Dans les pharmacies, sur les réseaux sociaux, à la télévision… les compléments alimentaires sont partout et sont souvent présentés comme des produits miracles contre de multiples maux : pour lutter contre la fatigue, le stress, pour vous aider à perdre du poids, pour renforcer votre système immunitaire… A la frontière entre alimentation et médicament, les compléments alimentaires font depuis quelques années fureur auprès des Français, si bien qu’aujourd’hui un sur quatre en consomme régulièrement.

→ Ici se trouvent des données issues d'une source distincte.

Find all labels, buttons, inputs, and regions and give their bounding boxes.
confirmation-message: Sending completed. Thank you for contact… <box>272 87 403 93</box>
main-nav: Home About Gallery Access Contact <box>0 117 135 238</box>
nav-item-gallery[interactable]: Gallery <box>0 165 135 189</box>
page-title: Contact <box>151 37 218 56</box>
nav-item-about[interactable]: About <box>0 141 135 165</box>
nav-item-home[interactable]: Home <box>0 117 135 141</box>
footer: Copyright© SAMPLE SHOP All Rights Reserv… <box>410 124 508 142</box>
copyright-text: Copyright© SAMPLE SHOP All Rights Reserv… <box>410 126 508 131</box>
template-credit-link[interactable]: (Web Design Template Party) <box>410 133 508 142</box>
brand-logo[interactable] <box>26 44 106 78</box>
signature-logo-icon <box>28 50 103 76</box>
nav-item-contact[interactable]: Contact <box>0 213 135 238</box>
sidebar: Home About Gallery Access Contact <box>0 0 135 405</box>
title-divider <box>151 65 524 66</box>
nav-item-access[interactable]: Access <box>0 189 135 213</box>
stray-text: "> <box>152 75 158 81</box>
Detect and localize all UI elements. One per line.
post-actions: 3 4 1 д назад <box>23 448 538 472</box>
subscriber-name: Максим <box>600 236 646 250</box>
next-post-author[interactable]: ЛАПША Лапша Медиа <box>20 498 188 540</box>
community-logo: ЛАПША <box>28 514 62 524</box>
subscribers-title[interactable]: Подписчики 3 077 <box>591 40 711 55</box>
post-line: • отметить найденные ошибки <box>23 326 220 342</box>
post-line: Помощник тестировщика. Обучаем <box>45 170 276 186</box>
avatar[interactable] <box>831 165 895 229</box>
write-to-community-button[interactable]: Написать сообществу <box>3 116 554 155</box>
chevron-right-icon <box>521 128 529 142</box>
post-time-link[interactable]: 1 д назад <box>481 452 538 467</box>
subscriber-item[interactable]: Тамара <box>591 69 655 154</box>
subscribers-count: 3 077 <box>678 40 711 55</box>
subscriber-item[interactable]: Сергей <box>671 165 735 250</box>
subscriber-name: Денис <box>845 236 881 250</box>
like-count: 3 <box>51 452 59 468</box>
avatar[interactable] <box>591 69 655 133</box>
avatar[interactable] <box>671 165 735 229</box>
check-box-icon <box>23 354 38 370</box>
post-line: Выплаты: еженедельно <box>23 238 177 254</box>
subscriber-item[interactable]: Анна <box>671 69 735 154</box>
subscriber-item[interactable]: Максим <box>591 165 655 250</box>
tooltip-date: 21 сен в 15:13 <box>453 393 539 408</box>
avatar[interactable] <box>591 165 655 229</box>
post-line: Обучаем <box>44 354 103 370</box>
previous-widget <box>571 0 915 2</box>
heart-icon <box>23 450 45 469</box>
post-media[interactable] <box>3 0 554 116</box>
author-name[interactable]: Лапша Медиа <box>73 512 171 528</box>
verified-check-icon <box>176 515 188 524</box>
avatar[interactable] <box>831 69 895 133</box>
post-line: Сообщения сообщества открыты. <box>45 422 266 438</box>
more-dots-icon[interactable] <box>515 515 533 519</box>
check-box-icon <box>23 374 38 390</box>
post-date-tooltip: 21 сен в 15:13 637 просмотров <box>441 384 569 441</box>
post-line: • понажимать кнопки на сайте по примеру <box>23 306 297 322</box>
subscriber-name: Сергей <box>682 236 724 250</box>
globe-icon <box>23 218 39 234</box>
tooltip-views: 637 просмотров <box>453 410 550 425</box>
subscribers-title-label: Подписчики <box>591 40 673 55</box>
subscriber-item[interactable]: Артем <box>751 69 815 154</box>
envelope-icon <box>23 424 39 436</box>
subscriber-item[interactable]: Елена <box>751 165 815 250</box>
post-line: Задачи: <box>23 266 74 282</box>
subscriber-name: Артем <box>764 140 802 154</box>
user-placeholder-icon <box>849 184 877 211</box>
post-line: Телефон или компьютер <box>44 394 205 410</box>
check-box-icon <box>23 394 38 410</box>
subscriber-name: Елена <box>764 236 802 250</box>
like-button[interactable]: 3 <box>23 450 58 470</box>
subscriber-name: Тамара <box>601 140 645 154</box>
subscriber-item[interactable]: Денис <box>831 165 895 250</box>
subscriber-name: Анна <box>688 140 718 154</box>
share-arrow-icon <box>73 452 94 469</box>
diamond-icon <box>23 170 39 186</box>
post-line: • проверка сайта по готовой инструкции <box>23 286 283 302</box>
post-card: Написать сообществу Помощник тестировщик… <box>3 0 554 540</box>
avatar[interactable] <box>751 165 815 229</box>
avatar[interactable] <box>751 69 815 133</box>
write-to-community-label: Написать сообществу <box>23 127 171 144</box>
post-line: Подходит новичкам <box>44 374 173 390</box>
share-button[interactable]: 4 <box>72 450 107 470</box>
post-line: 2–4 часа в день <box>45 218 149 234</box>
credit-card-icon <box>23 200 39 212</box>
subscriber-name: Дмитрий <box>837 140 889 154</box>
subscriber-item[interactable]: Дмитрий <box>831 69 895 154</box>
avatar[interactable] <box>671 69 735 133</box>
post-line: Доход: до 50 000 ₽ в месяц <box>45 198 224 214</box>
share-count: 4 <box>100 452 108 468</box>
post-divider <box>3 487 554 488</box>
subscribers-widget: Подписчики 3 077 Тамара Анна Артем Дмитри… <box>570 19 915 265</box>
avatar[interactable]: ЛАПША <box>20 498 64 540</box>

Mais attention, qu’ils soient vendus sous forme de gélules, de poudres ou encore d’ampoules, ces produits, souvent perçus comme naturels et sans risques, peuvent toutefois être à l’origine d’effets indésirables graves, alertent les autorités sanitaires. Pour «déconstruire les idées reçues sur ces produits», l’agence nationale de sécurité sanitaire (Anses) anime ainsi, ce mardi 25 mars, une table ronde à la Cité des sciences, relaie Le Courrier picard. Selon le baromètre 2025 de l’esprit critique, 37% des Français pensent à tort, par exemple, que les compléments alimentaires «compensent une mauvaise alimentation».
Plus de 500 signalements en 2024
Depuis 2019, les ventes de compléments alimentaires en officine ont explosé de 56%, selon une étude publiée fin janvier par l’association NèreS. Or, en général et en l’absence de pathologie, «la couverture des besoins nutritionnels est possible par une alimentation variée et équilibrée dans le cadre d’une vie quotidienne physiquement active. La consommation de compléments alimentaires n’est alors pas nécessaire», souligne l’Anses.
De plus, contrairement aux médicaments, les compléments alimentaires, élaborés à partir de plantes, de vitamines, de minéraux…, ne sont pas soumis à une autorisation de mise sur le marché. Aucune étude d’efficacité ou d’innocuité n’est donc requise avant leur commercialisation. C’est pourquoi l’Anses a mis en place un dispositif de nutrivigilance en 2009 pour surveiller les effets indésirables liés notamment à la consommation de compléments alimentaires. Résultats, en 2024, l’agence a reçu plus de 500 signalements. Chaque année, après analyse, elle émet en moyenne 17 alertes sur des produits dangereux auprès des pouvoirs publics.
Des risques potentiellement mortels
Concrètement, la consommation de compléments alimentaires peut présenter des risques nutritionnels, de mésusage ou d’interactions médicamenteuses. Le zinc peut par exemple entraîner des carences en cuivre, l’aloe vera est, elle, contre-indiqué en cas d’occlusion intestinale et l’échinacée en cas de pathologie du système immunitaire.
L’Anses avait également averti, en 2023, sur les risques de surdosage de vitamine D chez des nourrissons liés à la prise de compléments alimentaires. Plus récemment, les autorités sanitaires ont mis en garde contre les «coupe-faim» à base de la plante Garcinia cambogia, après plusieurs cas d’atteintes hépatiques, dont un mortel. L’Anses recommande que toute prise de complément alimentaire soit préalablement discutée avec un professionnel de santé.